As a human being, as a former classroom teacher and guidance counselor, I am deeply saddened and angered by the suicide death of Phoebe Prince, a 15-year-old Irish immigrant attending high school in South Hadley, Mass. It was well known within the school environment that Phoebe had been the target of unrelenting bullying and harassment by a group of fellow students. Phoebes parents talked with school officials regarding Phoebes predicament. Apparently, attention was not paid.
Bullying tactics are a sad and miserable fact of life. Such tactics can flourish if not met head-on. Immediate attention must be paid.

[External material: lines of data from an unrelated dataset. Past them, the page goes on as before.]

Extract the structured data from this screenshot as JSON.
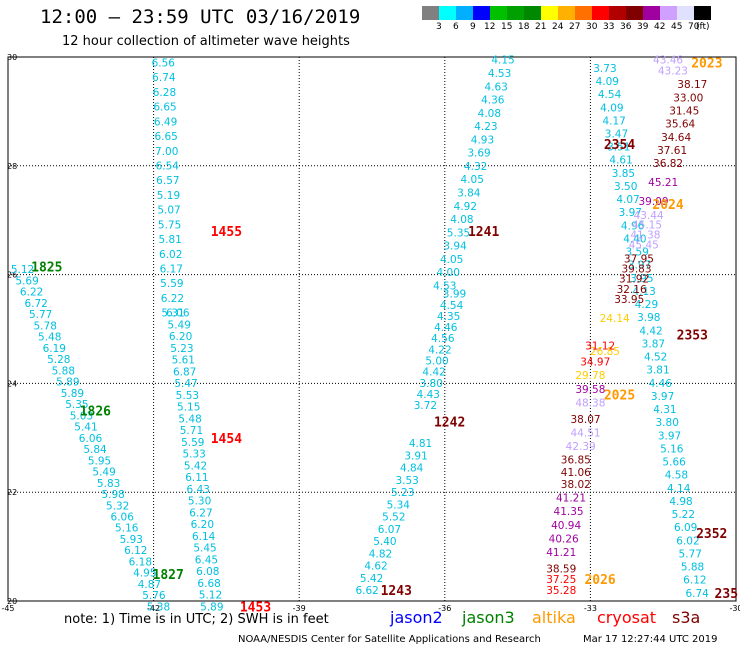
{
  "header": {
    "title": "12:00 — 23:59 UTC 03/16/2019",
    "subtitle": "12 hour collection of altimeter wave heights"
  },
  "legend": {
    "colors": [
      "#808080",
      "#00ffff",
      "#00b0ff",
      "#0000ff",
      "#00c000",
      "#00a000",
      "#008800",
      "#ffff00",
      "#ffb000",
      "#ff7000",
      "#ff0000",
      "#b00000",
      "#800000",
      "#a000a0",
      "#d0a0ff",
      "#e0e0ff",
      "#000000"
    ],
    "labels": [
      "3",
      "6",
      "9",
      "12",
      "15",
      "18",
      "21",
      "24",
      "27",
      "30",
      "33",
      "36",
      "39",
      "42",
      "45",
      "70",
      "(ft)"
    ]
  },
  "axes": {
    "lon_ticks": [
      "-45",
      "-42",
      "-39",
      "-36",
      "-33",
      "-30"
    ],
    "lat_ticks": [
      "30",
      "28",
      "26",
      "24",
      "22",
      "20"
    ]
  },
  "tracks": [
    {
      "time": "1455",
      "color": "#ff0000",
      "lat": 26.8,
      "lon": -40.5
    },
    {
      "time": "1454",
      "color": "#ff0000",
      "lat": 23.0,
      "lon": -40.5
    },
    {
      "time": "1453",
      "color": "#ff0000",
      "lat": 19.9,
      "lon": -39.9
    },
    {
      "time": "1825",
      "color": "#008000",
      "lat": 26.15,
      "lon": -44.2
    },
    {
      "time": "1826",
      "color": "#008000",
      "lat": 23.5,
      "lon": -43.2
    },
    {
      "time": "1827",
      "color": "#008000",
      "lat": 20.5,
      "lon": -41.7
    },
    {
      "time": "1241",
      "color": "#800000",
      "lat": 26.8,
      "lon": -35.2
    },
    {
      "time": "1242",
      "color": "#800000",
      "lat": 23.3,
      "lon": -35.9
    },
    {
      "time": "1243",
      "color": "#800000",
      "lat": 20.2,
      "lon": -37.0
    },
    {
      "time": "2023",
      "color": "#ff9900",
      "lat": 29.9,
      "lon": -30.6
    },
    {
      "time": "2024",
      "color": "#ff9900",
      "lat": 27.3,
      "lon": -31.4
    },
    {
      "time": "2025",
      "color": "#ff9900",
      "lat": 23.8,
      "lon": -32.4
    },
    {
      "time": "2026",
      "color": "#ff9900",
      "lat": 20.4,
      "lon": -32.8
    },
    {
      "time": "2354",
      "color": "#800000",
      "lat": 28.4,
      "lon": -32.4
    },
    {
      "time": "2353",
      "color": "#800000",
      "lat": 24.9,
      "lon": -30.9
    },
    {
      "time": "2352",
      "color": "#800000",
      "lat": 21.25,
      "lon": -30.5
    },
    {
      "time": "235",
      "color": "#800000",
      "lat": 20.15,
      "lon": -30.2
    }
  ],
  "columns": [
    {
      "color": "#00c0e0",
      "lat_start": 29.9,
      "lat_end": 25.3,
      "lon_start": -41.8,
      "lon_end": -41.6,
      "values": [
        "6.56",
        "6.74",
        "6.28",
        "6.65",
        "6.49",
        "6.65",
        "7.00",
        "6.54",
        "6.57",
        "5.19",
        "5.07",
        "5.75",
        "5.81",
        "6.02",
        "6.17",
        "5.59",
        "6.22",
        "5.31"
      ]
    },
    {
      "color": "#00c0e0",
      "lat_start": 25.3,
      "lat_end": 19.9,
      "lon_start": -41.5,
      "lon_end": -40.8,
      "values": [
        "6.06",
        "5.49",
        "6.20",
        "5.23",
        "5.61",
        "6.87",
        "5.47",
        "5.53",
        "5.15",
        "5.48",
        "5.71",
        "5.59",
        "5.33",
        "5.42",
        "6.11",
        "6.43",
        "5.30",
        "6.27",
        "6.20",
        "6.14",
        "5.45",
        "6.45",
        "6.08",
        "6.68",
        "5.12",
        "5.89"
      ]
    },
    {
      "color": "#00c0e0",
      "lat_start": 26.1,
      "lat_end": 19.9,
      "lon_start": -44.7,
      "lon_end": -41.9,
      "values": [
        "5.12",
        "5.69",
        "6.22",
        "6.72",
        "5.77",
        "5.78",
        "5.48",
        "6.19",
        "5.28",
        "5.88",
        "5.89",
        "5.89",
        "5.35",
        "5.03",
        "5.41",
        "6.06",
        "5.84",
        "5.95",
        "5.49",
        "5.83",
        "5.98",
        "5.32",
        "6.06",
        "5.16",
        "5.93",
        "6.12",
        "6.18",
        "4.95",
        "4.87",
        "5.76",
        "5.38"
      ]
    },
    {
      "color": "#00c0e0",
      "lat_start": 29.95,
      "lat_end": 25.8,
      "lon_start": -34.8,
      "lon_end": -36.0,
      "values": [
        "4.15",
        "4.53",
        "4.63",
        "4.36",
        "4.08",
        "4.23",
        "4.93",
        "3.69",
        "4.32",
        "4.05",
        "3.84",
        "4.92",
        "4.08",
        "5.35",
        "3.94",
        "4.05",
        "4.00",
        "4.53"
      ]
    },
    {
      "color": "#00c0e0",
      "lat_start": 25.65,
      "lat_end": 23.6,
      "lon_start": -35.8,
      "lon_end": -36.4,
      "values": [
        "3.99",
        "4.54",
        "4.35",
        "4.46",
        "4.56",
        "4.22",
        "5.00",
        "4.42",
        "3.80",
        "4.43",
        "3.72"
      ]
    },
    {
      "color": "#00c0e0",
      "lat_start": 22.9,
      "lat_end": 20.2,
      "lon_start": -36.5,
      "lon_end": -37.6,
      "values": [
        "4.81",
        "3.91",
        "4.84",
        "3.53",
        "5.23",
        "5.34",
        "5.52",
        "6.07",
        "5.40",
        "4.82",
        "4.62",
        "5.42",
        "6.62"
      ]
    },
    {
      "color": "#00c0e0",
      "lat_start": 29.8,
      "lat_end": 20.15,
      "lon_start": -32.7,
      "lon_end": -30.8,
      "values": [
        "3.73",
        "4.09",
        "4.54",
        "4.09",
        "4.17",
        "3.47",
        "3.51",
        "4.61",
        "3.85",
        "3.50",
        "4.07",
        "3.97",
        "4.96",
        "4.40",
        "3.59",
        "3.97",
        "3.95",
        "4.13",
        "4.29",
        "3.98",
        "4.42",
        "3.87",
        "4.52",
        "3.81",
        "4.46",
        "3.97",
        "4.31",
        "3.80",
        "3.97",
        "5.16",
        "5.66",
        "4.58",
        "4.14",
        "4.98",
        "5.22",
        "6.09",
        "6.02",
        "5.77",
        "5.88",
        "6.12",
        "6.74"
      ]
    },
    {
      "color": "#800000",
      "lat_start": 29.5,
      "lat_end": 28.05,
      "lon_start": -30.9,
      "lon_end": -31.4,
      "values": [
        "38.17",
        "33.00",
        "31.45",
        "35.64",
        "34.64",
        "37.61",
        "36.82"
      ]
    },
    {
      "color": "#c0a0ff",
      "lat_start": 29.95,
      "lat_end": 29.75,
      "lon_start": -31.4,
      "lon_end": -31.3,
      "values": [
        "43.46",
        "43.23"
      ]
    },
    {
      "color": "#a000a0",
      "lat_start": 27.7,
      "lat_end": 27.35,
      "lon_start": -31.5,
      "lon_end": -31.7,
      "values": [
        "45.21",
        "39.09"
      ]
    },
    {
      "color": "#c0a0ff",
      "lat_start": 27.1,
      "lat_end": 26.55,
      "lon_start": -31.8,
      "lon_end": -31.9,
      "values": [
        "43.44",
        "45.15",
        "41.38",
        "45.45"
      ]
    },
    {
      "color": "#800000",
      "lat_start": 26.3,
      "lat_end": 25.55,
      "lon_start": -32.0,
      "lon_end": -32.2,
      "values": [
        "37.95",
        "39.83",
        "31.92",
        "32.16",
        "33.95"
      ]
    },
    {
      "color": "#ffcc00",
      "lat_start": 25.2,
      "lat_end": 24.6,
      "lon_start": -32.5,
      "lon_end": -32.7,
      "values": [
        "24.14",
        "26.85"
      ]
    },
    {
      "color": "#ff0000",
      "lat_start": 24.7,
      "lat_end": 24.4,
      "lon_start": -32.8,
      "lon_end": -32.9,
      "values": [
        "31.12",
        "34.97"
      ]
    },
    {
      "color": "#ffcc00",
      "lat_start": 24.15,
      "lat_end": 24.15,
      "lon_start": -33.0,
      "lon_end": -33.0,
      "values": [
        "29.78"
      ]
    },
    {
      "color": "#a000a0",
      "lat_start": 23.9,
      "lat_end": 23.9,
      "lon_start": -33.0,
      "lon_end": -33.0,
      "values": [
        "39.58"
      ]
    },
    {
      "color": "#c0a0ff",
      "lat_start": 23.65,
      "lat_end": 23.65,
      "lon_start": -33.0,
      "lon_end": -33.0,
      "values": [
        "48.38"
      ]
    },
    {
      "color": "#800000",
      "lat_start": 23.35,
      "lat_end": 23.35,
      "lon_start": -33.1,
      "lon_end": -33.1,
      "values": [
        "38.07"
      ]
    },
    {
      "color": "#c0a0ff",
      "lat_start": 23.1,
      "lat_end": 22.85,
      "lon_start": -33.1,
      "lon_end": -33.2,
      "values": [
        "44.51",
        "42.39"
      ]
    },
    {
      "color": "#800000",
      "lat_start": 22.6,
      "lat_end": 22.15,
      "lon_start": -33.3,
      "lon_end": -33.3,
      "values": [
        "36.85",
        "41.06",
        "38.02"
      ]
    },
    {
      "color": "#a000a0",
      "lat_start": 21.9,
      "lat_end": 20.9,
      "lon_start": -33.4,
      "lon_end": -33.6,
      "values": [
        "41.21",
        "41.35",
        "40.94",
        "40.26",
        "41.21"
      ]
    },
    {
      "color": "#800000",
      "lat_start": 20.6,
      "lat_end": 20.6,
      "lon_start": -33.6,
      "lon_end": -33.6,
      "values": [
        "38.59"
      ]
    },
    {
      "color": "#ff0000",
      "lat_start": 20.4,
      "lat_end": 20.2,
      "lon_start": -33.6,
      "lon_end": -33.6,
      "values": [
        "37.25",
        "35.28"
      ]
    }
  ],
  "footnote": "note:  1) Time is in UTC; 2) SWH is in feet",
  "satellites": [
    {
      "name": "jason2",
      "color": "#0000ff"
    },
    {
      "name": "jason3",
      "color": "#008000"
    },
    {
      "name": "altika",
      "color": "#ff9900"
    },
    {
      "name": "cryosat",
      "color": "#ff0000"
    },
    {
      "name": "s3a",
      "color": "#800000"
    }
  ],
  "credit": "NOAA/NESDIS Center for Satellite Applications and Research",
  "timestamp": "Mar 17 12:27:44 UTC 2019"
}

In the classroom, a fully responsible teacher (a teacher who keeps eyes and ears open for such egregious behavior) can do much, by his or her own initiative, to change not only the behavior, but the attitude that promotes it.
A classroom should be an inclusive place; for academics, of course, but also for the formidable social and emotional concerns that confront all of us every day. Every school can and should provide a level playing field – implemented by the administration, staff and most specifically the teachers – from which no student is excluded.
An excluded child is obvious to everyone; few circumstances are more forlorn, more terrible to witness. Each and every one of us is guilty if we are aware of injustice and not offer care, support and validation to anyone who is being abused.
In the case of Phoebe Prince, no one stood fast against the bullies. Guns, ball bats, stones are not needed to face them down. What is needed is the conviction that bullying, harassment and criminal meanness is wrong. Courage for what is right will win, not only the individual battle, but ultimately, the war.